Every year, from the start of the new year to the middle of February, stores are flooded with red and pink, urging consumers to buy mass-produced gifts to make their special someone feel, well, special. 

Valentine’s Day isn’t just another capitalist ploy — at least it wasn’t intended to be. The celebration of Valentine’s Day has to do with St. Valentine, a figure in the Catholic Church. 

The Catholic Church recognizes three different saints named Valentine but it’s unclear which one the holiday is for. Each figure is believed to be “sympathetic, heroic and, most importantly, romantic,” according to the History Channel.

Some historians believe Valentine’s Day is a spinoff of Lupercalia, an ancient fertility festival. Lupercalia was a sexually-charged celebration to “ward off evil spirits and infertility.”

At the end of the fifth century, Lupercalia was deemed “unchristian” and outlawed.Then the Pope declared Feb. 14 a day to celebrate St. Valentine.

However, these are the origins of ancient traditions we’re talking about. It can be hard to pinpoint how these things started. 

There are also theories that the historical background of Valentine’s Day is all hogwash and the holiday was created by Hallmark, hence “Hallmark Holiday.”

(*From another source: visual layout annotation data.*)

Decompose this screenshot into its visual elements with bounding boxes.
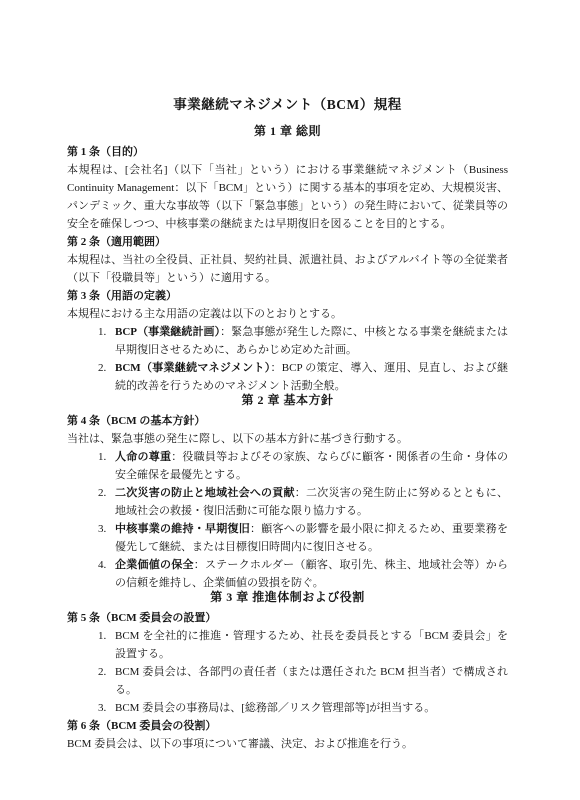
list-item-number: 3. (98, 520, 106, 538)
article-4-heading: 第 4 条（BCM の基本方針） (67, 412, 508, 430)
list-item-number: 2. (98, 663, 106, 681)
list-item: 2.二次災害の防止と地域社会への貢献：二次災害の発生防止に努めるとともに、地域社… (115, 484, 508, 520)
list-item-term: BCM（事業継続マネジメント） (115, 362, 271, 374)
article-1-heading: 第 1 条（目的） (67, 143, 508, 161)
article-6-body: BCM 委員会は、以下の事項について審議、決定、および推進を行う。 (67, 735, 508, 753)
definitions-list: 1.BCP（事業継続計画）：緊急事態が発生した際に、中核となる事業を継続または早… (67, 323, 508, 395)
list-item-text: BCM を全社的に推進・管理するため、社長を委員長とする「BCM 委員会」を設置… (115, 630, 508, 660)
list-item: 2.BCM（事業継続マネジメント）：BCP の策定、導入、運用、見直し、および継… (115, 359, 508, 395)
list-item-number: 4. (98, 556, 106, 574)
list-item: 3.中核事業の維持・早期復旧：顧客への影響を最小限に抑えるため、重要業務を優先し… (115, 520, 508, 556)
list-item-term: BCP（事業継続計画） (115, 326, 220, 338)
list-item: 1.BCP（事業継続計画）：緊急事態が発生した際に、中核となる事業を継続または早… (115, 323, 508, 359)
list-item: 2.BCM 委員会は、各部門の責任者（または選任された BCM 担当者）で構成さ… (115, 663, 508, 699)
list-item-text: ：役職員等およびその家族、ならびに顧客・関係者の生命・身体の安全確保を最優先とす… (115, 451, 508, 481)
policy-list: 1.人命の尊重：役職員等およびその家族、ならびに顧客・関係者の生命・身体の安全確… (67, 448, 508, 592)
document-title: 事業継続マネジメント（BCM）規程 (67, 97, 508, 113)
article-4-lead: 当社は、緊急事態の発生に際し、以下の基本方針に基づき行動する。 (67, 430, 508, 448)
article-6-heading: 第 6 条（BCM 委員会の役割） (67, 717, 508, 735)
list-item: 4.企業価値の保全：ステークホルダー（顧客、取引先、株主、地域社会等）からの信頼… (115, 556, 508, 592)
list-item: 1.人命の尊重：役職員等およびその家族、ならびに顧客・関係者の生命・身体の安全確… (115, 448, 508, 484)
article-2-body: 本規程は、当社の全役員、正社員、契約社員、派遣社員、およびアルバイト等の全従業者… (67, 251, 508, 287)
article-2-heading: 第 2 条（適用範囲） (67, 233, 508, 251)
chapter-2-heading: 第 2 章 基本方針 (67, 393, 508, 408)
article-3-lead: 本規程における主な用語の定義は以下のとおりとする。 (67, 305, 508, 323)
list-item-number: 1. (98, 448, 106, 466)
list-item-term: 人命の尊重 (115, 451, 171, 463)
list-item-number: 2. (98, 359, 106, 377)
committee-list: 1.BCM を全社的に推進・管理するため、社長を委員長とする「BCM 委員会」を… (67, 627, 508, 717)
list-item-number: 2. (98, 484, 106, 502)
list-item-text: BCM 委員会は、各部門の責任者（または選任された BCM 担当者）で構成される… (115, 666, 508, 696)
article-5-heading: 第 5 条（BCM 委員会の設置） (67, 609, 508, 627)
article-1-body: 本規程は、[会社名]（以下「当社」という）における事業継続マネジメント（Busi… (67, 161, 508, 233)
document-page: 事業継続マネジメント（BCM）規程 第 1 章 総則 第 1 条（目的） 本規程… (0, 0, 580, 800)
list-item-text: BCM 委員会の事務局は、[総務部／リスク管理部等]が担当する。 (115, 702, 435, 714)
chapter-1-heading: 第 1 章 総則 (67, 124, 508, 139)
article-3-heading: 第 3 条（用語の定義） (67, 287, 508, 305)
list-item-number: 1. (98, 627, 106, 645)
list-item-number: 3. (98, 699, 106, 717)
list-item-term: 二次災害の防止と地域社会への貢献 (115, 487, 295, 499)
list-item-number: 1. (98, 323, 106, 341)
list-item: 3.BCM 委員会の事務局は、[総務部／リスク管理部等]が担当する。 (115, 699, 508, 717)
list-item-term: 中核事業の維持・早期復旧 (115, 523, 250, 535)
list-item-term: 企業価値の保全 (115, 559, 194, 571)
list-item: 1.BCM を全社的に推進・管理するため、社長を委員長とする「BCM 委員会」を… (115, 627, 508, 663)
chapter-3-heading: 第 3 章 推進体制および役割 (67, 590, 508, 605)
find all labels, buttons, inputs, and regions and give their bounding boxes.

Hallmark never said it had any involvement in creating the holiday, but the company certainly benefits from it; think of all the Valentine’s Day cards people buy.

Consumers are attacked with ads directing them to stores to spend money to prove they care about their loved ones; because in capitalist America, we show affection by giving tangible gifts.

The National Retail Federation anticipates consumers will spend an average $196.31 on Valentine’s Day this year, up 21 percent from last year’s $161.96. In total, spending is expected to reach $27.4 billion, up 32 percent from last year’s $20.7 billion. 

The holiday has just become a way for businesses to manipulate your emotions to stress you out over the “perfect gift.” But in reality, all that matters is that you love the person you’re trying to shop for and you show that by giving your time. 

Is Valentine’s Day a scam controlled by Hallmark and hungry companies profiting off of our illogical desire to please our loved ones with high price tags? Maybe. 

Consider how short life is for a moment. At the end of the day, will all the expensive flowers, cards and heart-shaped boxes of chocolate hold any real value? Ultimately, what people really value and look back on are the memories they make with their loved ones. 

This Valentine’s Day, I encourage you to step away from the capitalist rat race and show those close to you that you care for them through your actions, not your wallet.